They carped at, gossiped about, and despised each other. They took the Corporation’s stock as part of their pay, and exploited all the more ruthlessly for it. They jockeyed for favored assignments, brought back as “souvenirs” anything valuable and sufficiently portable on the worlds they visited, and cordially hated the crews of all the rival mother ships. They weren’t pioneers—they were looters, squabbling among themselves for the biggest share, and they made Imbry’s stomach turn.

They were even worse than most of the TSN officers and men he’d known.

“Imbry.”

He looked up. Lindenhoff was standing, arms akimbo, under the schematic at the head of the briefing room.

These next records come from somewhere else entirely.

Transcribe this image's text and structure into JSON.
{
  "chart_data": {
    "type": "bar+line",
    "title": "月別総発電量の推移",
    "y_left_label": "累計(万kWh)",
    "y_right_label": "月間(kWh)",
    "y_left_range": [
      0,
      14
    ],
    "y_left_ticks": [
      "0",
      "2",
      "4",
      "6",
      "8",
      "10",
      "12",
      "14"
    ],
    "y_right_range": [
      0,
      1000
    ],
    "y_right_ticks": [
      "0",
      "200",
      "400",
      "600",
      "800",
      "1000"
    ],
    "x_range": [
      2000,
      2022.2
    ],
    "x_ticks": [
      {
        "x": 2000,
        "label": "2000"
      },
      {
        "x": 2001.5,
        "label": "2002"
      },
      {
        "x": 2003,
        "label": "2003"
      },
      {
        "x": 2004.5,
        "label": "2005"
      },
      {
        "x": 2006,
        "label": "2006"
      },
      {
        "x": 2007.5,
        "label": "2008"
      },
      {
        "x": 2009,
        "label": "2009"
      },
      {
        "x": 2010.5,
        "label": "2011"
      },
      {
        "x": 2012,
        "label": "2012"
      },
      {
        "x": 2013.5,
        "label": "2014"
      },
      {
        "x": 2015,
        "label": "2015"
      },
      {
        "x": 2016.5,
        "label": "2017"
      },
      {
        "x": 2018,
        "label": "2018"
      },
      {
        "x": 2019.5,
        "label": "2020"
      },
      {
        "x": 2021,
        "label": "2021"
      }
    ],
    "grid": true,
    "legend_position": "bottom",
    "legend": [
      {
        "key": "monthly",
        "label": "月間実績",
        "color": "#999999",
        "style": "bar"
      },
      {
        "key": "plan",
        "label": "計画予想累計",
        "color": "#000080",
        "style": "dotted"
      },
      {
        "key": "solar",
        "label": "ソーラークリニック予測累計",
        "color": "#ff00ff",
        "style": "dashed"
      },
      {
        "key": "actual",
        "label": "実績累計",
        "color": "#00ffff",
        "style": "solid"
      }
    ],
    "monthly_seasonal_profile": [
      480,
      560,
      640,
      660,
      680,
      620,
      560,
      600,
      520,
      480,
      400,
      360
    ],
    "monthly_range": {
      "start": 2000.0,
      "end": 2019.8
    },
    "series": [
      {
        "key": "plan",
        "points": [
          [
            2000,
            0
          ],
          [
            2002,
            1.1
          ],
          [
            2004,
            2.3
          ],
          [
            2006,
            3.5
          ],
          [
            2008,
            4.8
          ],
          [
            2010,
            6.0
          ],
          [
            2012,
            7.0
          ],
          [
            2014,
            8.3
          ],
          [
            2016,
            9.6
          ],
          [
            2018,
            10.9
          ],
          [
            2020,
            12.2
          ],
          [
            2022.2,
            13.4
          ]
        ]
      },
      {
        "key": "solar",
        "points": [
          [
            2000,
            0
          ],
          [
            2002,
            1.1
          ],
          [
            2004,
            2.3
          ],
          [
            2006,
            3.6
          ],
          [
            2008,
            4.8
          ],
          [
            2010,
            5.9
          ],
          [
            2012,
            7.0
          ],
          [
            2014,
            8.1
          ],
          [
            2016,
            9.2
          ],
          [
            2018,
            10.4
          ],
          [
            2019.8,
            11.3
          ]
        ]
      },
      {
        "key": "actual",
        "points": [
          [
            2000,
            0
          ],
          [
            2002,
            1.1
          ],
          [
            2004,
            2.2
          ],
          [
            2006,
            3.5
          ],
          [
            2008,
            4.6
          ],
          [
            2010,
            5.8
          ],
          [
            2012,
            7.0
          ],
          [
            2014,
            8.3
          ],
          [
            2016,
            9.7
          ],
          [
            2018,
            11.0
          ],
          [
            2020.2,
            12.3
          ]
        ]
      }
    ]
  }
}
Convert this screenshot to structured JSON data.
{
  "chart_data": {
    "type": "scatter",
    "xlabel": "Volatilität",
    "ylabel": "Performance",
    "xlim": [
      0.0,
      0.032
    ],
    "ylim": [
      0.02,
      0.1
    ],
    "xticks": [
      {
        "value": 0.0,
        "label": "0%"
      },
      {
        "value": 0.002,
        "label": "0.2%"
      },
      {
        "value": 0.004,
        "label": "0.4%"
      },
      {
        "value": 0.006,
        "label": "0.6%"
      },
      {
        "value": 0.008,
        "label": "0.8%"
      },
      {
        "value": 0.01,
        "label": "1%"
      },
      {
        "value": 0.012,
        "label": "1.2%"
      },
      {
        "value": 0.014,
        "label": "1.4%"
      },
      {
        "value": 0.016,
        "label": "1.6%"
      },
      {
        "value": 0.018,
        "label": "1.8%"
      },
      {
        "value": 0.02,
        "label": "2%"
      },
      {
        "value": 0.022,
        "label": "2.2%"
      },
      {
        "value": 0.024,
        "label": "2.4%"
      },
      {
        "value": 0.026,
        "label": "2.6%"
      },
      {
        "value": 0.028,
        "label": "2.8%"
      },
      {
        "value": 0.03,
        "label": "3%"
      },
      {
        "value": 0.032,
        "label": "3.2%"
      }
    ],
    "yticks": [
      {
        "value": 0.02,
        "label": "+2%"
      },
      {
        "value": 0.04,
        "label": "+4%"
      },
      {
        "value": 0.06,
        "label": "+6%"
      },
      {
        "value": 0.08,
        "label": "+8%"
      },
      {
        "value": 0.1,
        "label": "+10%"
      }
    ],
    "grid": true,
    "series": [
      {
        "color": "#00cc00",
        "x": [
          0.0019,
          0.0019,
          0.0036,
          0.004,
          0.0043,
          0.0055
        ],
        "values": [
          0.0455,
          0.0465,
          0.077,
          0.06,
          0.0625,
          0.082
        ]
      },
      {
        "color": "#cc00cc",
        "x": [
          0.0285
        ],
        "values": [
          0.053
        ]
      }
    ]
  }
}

“Yes?” Imbry answered tightly.

“You take II. It’s a rain-forest world. Humanoid inhabited.”

“I’ve studied the surveys.”

Lindenhoff’s heavy mouth twitched. “I hope so. You’re going alone. There’s nothing the natives can do to you that you won’t be able to handle. Conversely, there’s nothing much of any value on the planet. You’ll contact the natives and try to get them started on some kind of civilization. You’ll explain what the Terran Union is, and the advantages of trade. They ought to be able to grow some luxury agricultural products. See how they’d respond toward developing a technology. If Coogan turns up some industrial ores on IV, they’d make a good market, in time. That’s about the general idea. Nobody expects you to accomplish much—just push ’em in the right direction. Take two weeks. All straight?”

“Yes.” Imbry felt his jaws tightening. Something for nothing, again. First the Corporation developed a market, then it sold it the ores it found on a neighboring world.

No, he wasn’t angry about having been given an assignment that couldn’t go wrong and that wouldn’t matter much if it did. He was quite happy about it, because he intended to do as little for the Corporation as he could.